Deuxième cas : il s’agit d’une personne malade du sida

Un employeur qui refuse d’engager ou qui licencie un travailleur malade du sida traite cette personne de manière moins favorable qu’une autre personne en raison de son handicap. Au sens de la loi, la notion de handicap doit être interprétée très largement : on ne se limitera pas aux personnes affectées d’une déficience au plan moteur ou sensoriel, mais on prendra en compte également les personnes affectées d’une maladie ou d’une infirmité pouvant modifier leur capacité professionnelle (incluant les maladies chroniques, comme le sida). L’employeur ne pourra justifier le refus d’embauche ou le licenciement d’un travailleur malade du sida que si le fait de ne pas être malade du sida est indispensable pour pouvoir faire le travail requis. Si le candidat est physiquement apte à l’emploi et possède les qualifications requises, sa maladie ne peut en aucun cas constituer un obstacle à son engagement pour cette fonction.

De la même manière, si le travailleur est déjà en fonction au moment où il tombe malade, il ne peut être licencié sur cette base. Si l’employeur a des doutes sur l’aptitude à l’emploi de son travailleur, c’est-à-dire, sur sa capacité physique à accomplir les fonctions afférentes au poste de travail en question, il reviendra alors au médecin du travail de l’examiner et, le cas échéant, de délivrer un certificat d’inaptitude partielle ou totale pour la fonction exercée.

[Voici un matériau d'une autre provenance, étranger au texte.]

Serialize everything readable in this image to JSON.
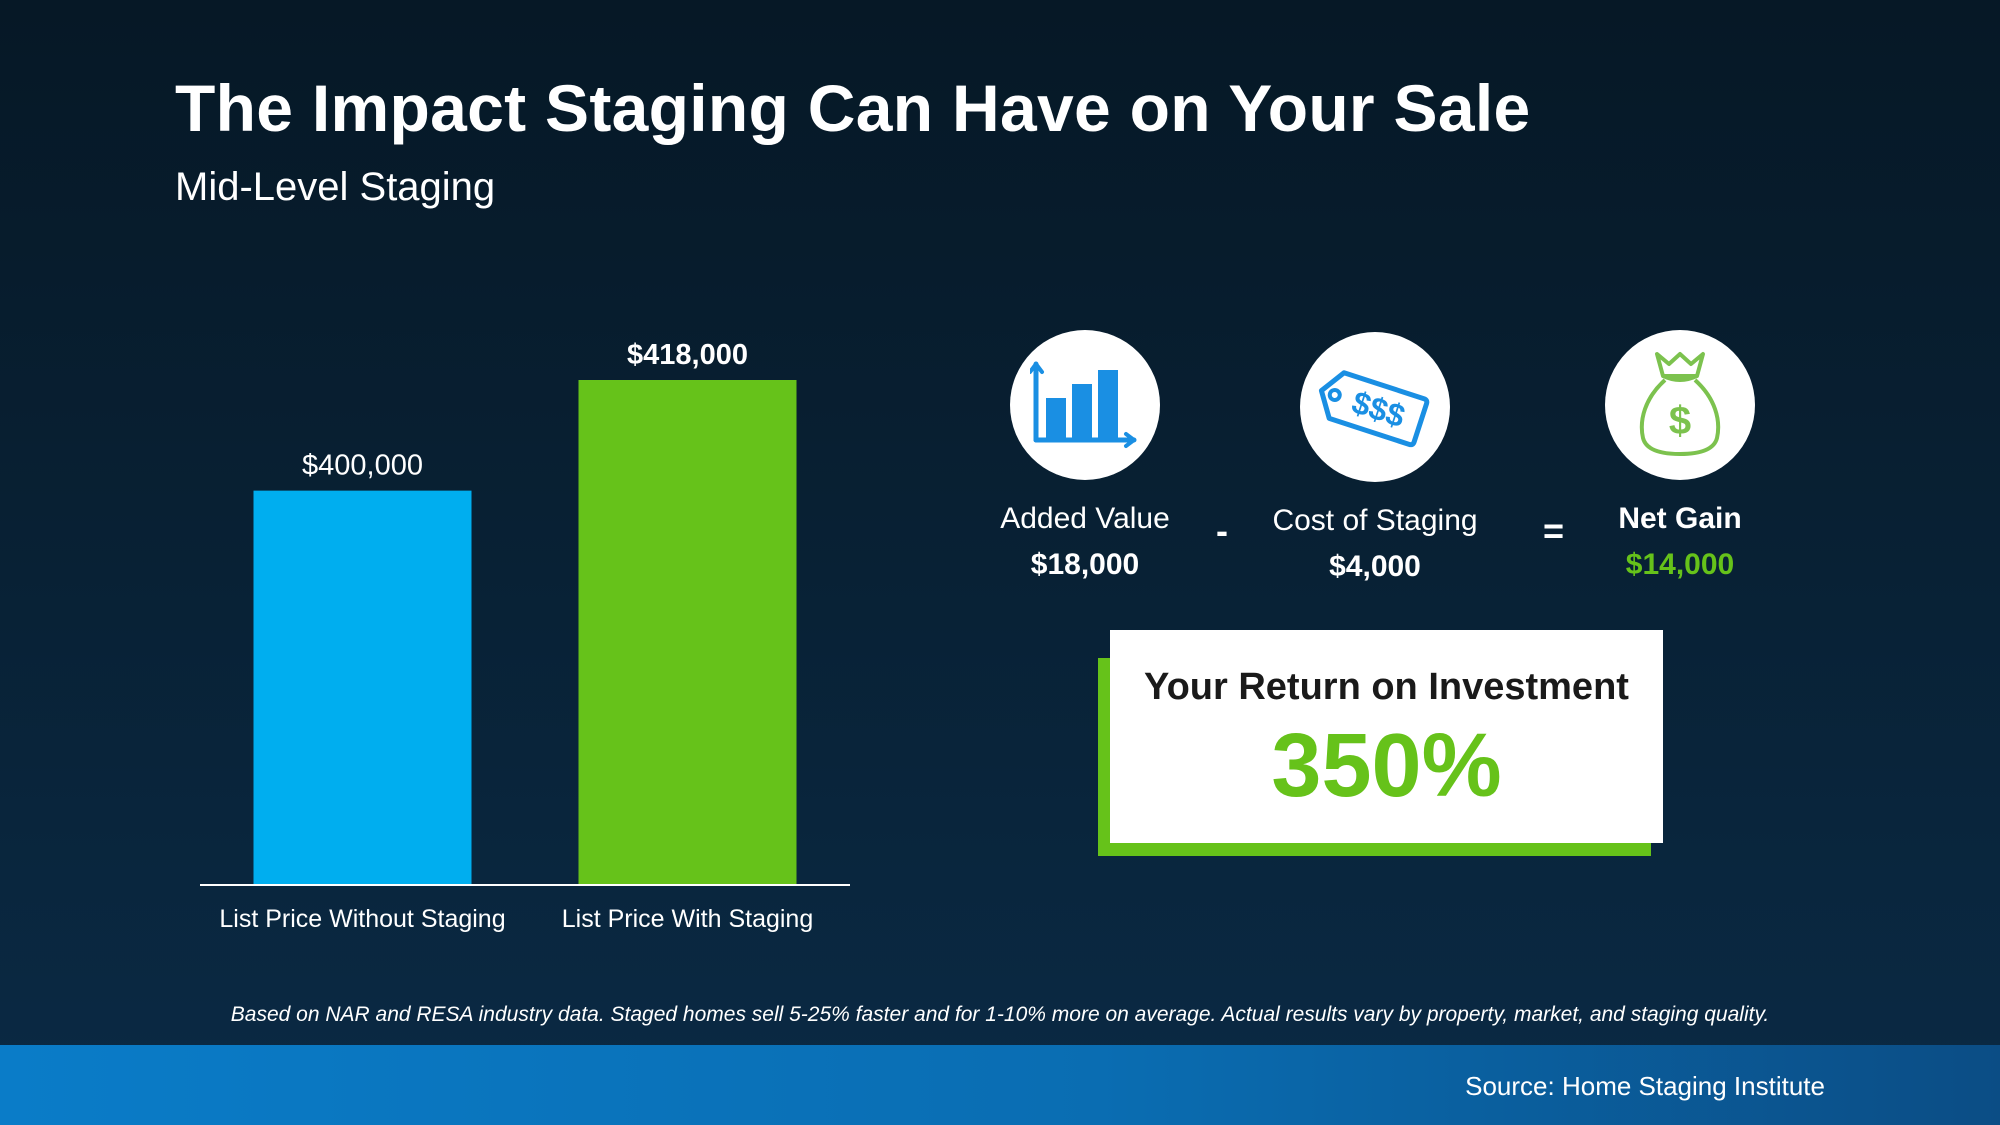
{
  "title": "The Impact Staging Can Have on Your Sale",
  "subtitle": "Mid-Level Staging",
  "chart_data": {
    "type": "bar",
    "categories": [
      "List Price Without Staging",
      "List Price With Staging"
    ],
    "values": [
      400000,
      418000
    ],
    "value_labels": [
      "$400,000",
      "$418,000"
    ],
    "colors": [
      "#00aeef",
      "#66c21a"
    ],
    "ylim": [
      0,
      418000
    ],
    "grid": false
  },
  "equation": {
    "added_value": {
      "label": "Added Value",
      "value": "$18,000",
      "icon": "bar-chart-icon"
    },
    "minus_symbol": "-",
    "cost": {
      "label": "Cost of Staging",
      "value": "$4,000",
      "icon": "price-tag-icon",
      "tag_text": "$$$"
    },
    "equals_symbol": "=",
    "net_gain": {
      "label": "Net Gain",
      "value": "$14,000",
      "icon": "money-bag-icon",
      "bag_symbol": "$"
    }
  },
  "roi": {
    "title": "Your Return on Investment",
    "value": "350%"
  },
  "footnote": "Based on NAR and RESA industry data. Staged homes sell 5-25% faster and for 1-10% more on average. Actual results vary by property, market, and staging quality.",
  "source": "Source: Home Staging Institute",
  "colors": {
    "accent_blue": "#00aeef",
    "accent_green": "#66c21a",
    "icon_blue": "#1a8fe3",
    "icon_green": "#7cc24e"
  }
}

En outre, pour les travailleurs et les candidats travailleurs avec un handicap, l’employeur est tenu de prévoir des aménagements raisonnables. L’employeur va devoir remplir cette obligation aussi bien pour les personnes avec un handicap au moment de l’embauche que pour celles qui deviennent handicapées en cours de carrière (par exemple, suite à une maladie qui affecterait leurs capacités).

Pour évaluer le caractère raisonnable de l’aménagement, on réfléchira au cas par cas, en fonction notamment de la capacité financière de l’employeur, du coût financier de l’aménagement et de ses effets directs et indirects pour un plus grand groupe de travailleurs ou pour des visiteurs externes.